Meski Neraca Perdagangan Surplus, Itu Bukan Tanda Ekonomi Telah Pulih

JAKARTA - Meski Indonesia mencatat surplus pada neraca perdagangan di bulan Juli 2020, hal tersebut dianggap belum menjadi pertanda pulihnya ekonomi di tengah pandemi COVID-19.

Seperti diketahui, Badan Pusat Statistik (BPS) mencatat neraca perdagangan Juli 2020 surplus 3,26 miliar dolar AS, atau lebih tinggi dari bulan sebelumnya yang sebesar 1,27 miliar dolar AS. Capaian ini diperoleh dari ekspor sebesar 13,73 miliar dolar AS yang lebih tinggi dari impor sebesar 10,47 miliar dolar AS selama Juli 2020.

BPS melaporkan ekspor Juli 2020 naik 14,33 persen dibanding Juni 2020. Namun, ekspor secara tahunan mengalami penurunan 9,90 persen dari 15,24 miliar dolar AS pada Juli 2019. Hal tersebut dipicu oleh penurunan ekspor migas yang penurunan hingga 49,69 persen secara year on year (yoy).

Sementara dari sisi impor, pada Juli 2020 mengalami penurunan 32,55 persen menjadi 15,52 miliar dolar AS dibandingkan periode yang sama tahun lalu. Jika dirinci, impor penggunaan barang mengalami penurunan serentak dengan kontribusi terbesar dipimpin oleh penurunan bahan baku/penolong 34,46 persen, impor barang modal turun 29,25 persen, dan impor barang konsumsi turun 24,11 persen (yoy).

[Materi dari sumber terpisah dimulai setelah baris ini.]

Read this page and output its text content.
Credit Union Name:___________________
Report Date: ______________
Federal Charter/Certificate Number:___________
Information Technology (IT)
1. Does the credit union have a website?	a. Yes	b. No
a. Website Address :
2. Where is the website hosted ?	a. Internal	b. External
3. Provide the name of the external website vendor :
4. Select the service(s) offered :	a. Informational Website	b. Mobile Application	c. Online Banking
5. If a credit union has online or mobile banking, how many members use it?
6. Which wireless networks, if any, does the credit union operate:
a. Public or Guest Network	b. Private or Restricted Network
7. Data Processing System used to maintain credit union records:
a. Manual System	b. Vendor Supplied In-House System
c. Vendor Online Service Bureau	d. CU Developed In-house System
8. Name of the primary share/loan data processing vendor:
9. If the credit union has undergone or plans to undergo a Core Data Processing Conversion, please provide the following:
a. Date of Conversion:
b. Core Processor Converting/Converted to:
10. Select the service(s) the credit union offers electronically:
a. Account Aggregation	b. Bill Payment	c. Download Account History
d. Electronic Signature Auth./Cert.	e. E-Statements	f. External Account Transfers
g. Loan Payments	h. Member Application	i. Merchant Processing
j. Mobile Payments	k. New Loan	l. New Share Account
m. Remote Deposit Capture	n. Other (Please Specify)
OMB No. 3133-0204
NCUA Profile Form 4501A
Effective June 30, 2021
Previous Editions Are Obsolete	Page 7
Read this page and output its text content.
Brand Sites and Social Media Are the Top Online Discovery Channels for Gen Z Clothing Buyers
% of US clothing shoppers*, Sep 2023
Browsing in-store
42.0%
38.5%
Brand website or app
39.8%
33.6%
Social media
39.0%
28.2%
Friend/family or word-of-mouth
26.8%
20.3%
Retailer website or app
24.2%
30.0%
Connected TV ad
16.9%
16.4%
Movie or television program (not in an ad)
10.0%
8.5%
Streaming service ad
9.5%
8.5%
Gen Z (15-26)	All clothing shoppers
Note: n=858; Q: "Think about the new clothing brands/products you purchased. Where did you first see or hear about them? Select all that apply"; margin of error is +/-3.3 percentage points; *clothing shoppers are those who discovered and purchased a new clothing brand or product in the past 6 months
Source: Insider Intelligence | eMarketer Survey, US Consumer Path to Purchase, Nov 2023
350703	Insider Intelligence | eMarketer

Namun, secara bulanan, impor barang modal pada Juli 2020 mengalami kenaikan 10,82 persen dibandingkan bulan sebelumnya.

Ekspor Juli 2020 juga tidak terlalu luar biasa dibandingkan dengan sebelum pandemi COVID-19. Ekspor pada Juli 2020 tersebut didorong oleh dua negara tujuan ekspor seperti China yang ekonominya mulai pulih dan Amerika Serikat yang melakukan relaksasi.

Direktur Eksekutif Indef Tauhid Ahmad mengatakan, berbicara Indonesia, masih terlalu dini untuk bilang bahwa ekonomi Tanah Air telah pulih. Apalagi menurutnya impor bahan baku penolong yang berkontribusi di atas 70 persen masih turun.

"Saya kira kita ekonomi Indonesia masih tertekan. Meskipun ada pemulihan yang relatif kecil," katanya, Rabu 19 Agustus.

Tauhid mengatakan yang menunjukkan ekonomi mulai pulih adalah ketika arah neraca perdagangan semakin berimbang dengan impor yang cukup tinggi.

"Karena kita melakukan re-ekspor bahan baku yang biasanya diolah kembali menjadi komoditas ekspor seperti tekstil, alas kaki, sampai dengan industri otomotif," jelasnya.

Melihat dari jenis impor, paling dominan pada peralatan semperti mesin untuk kepentingan dalam negeri. Artinya, pertumbuhan masih didorong aktivitas di level domestik belum ada ekspansi di luar negeri.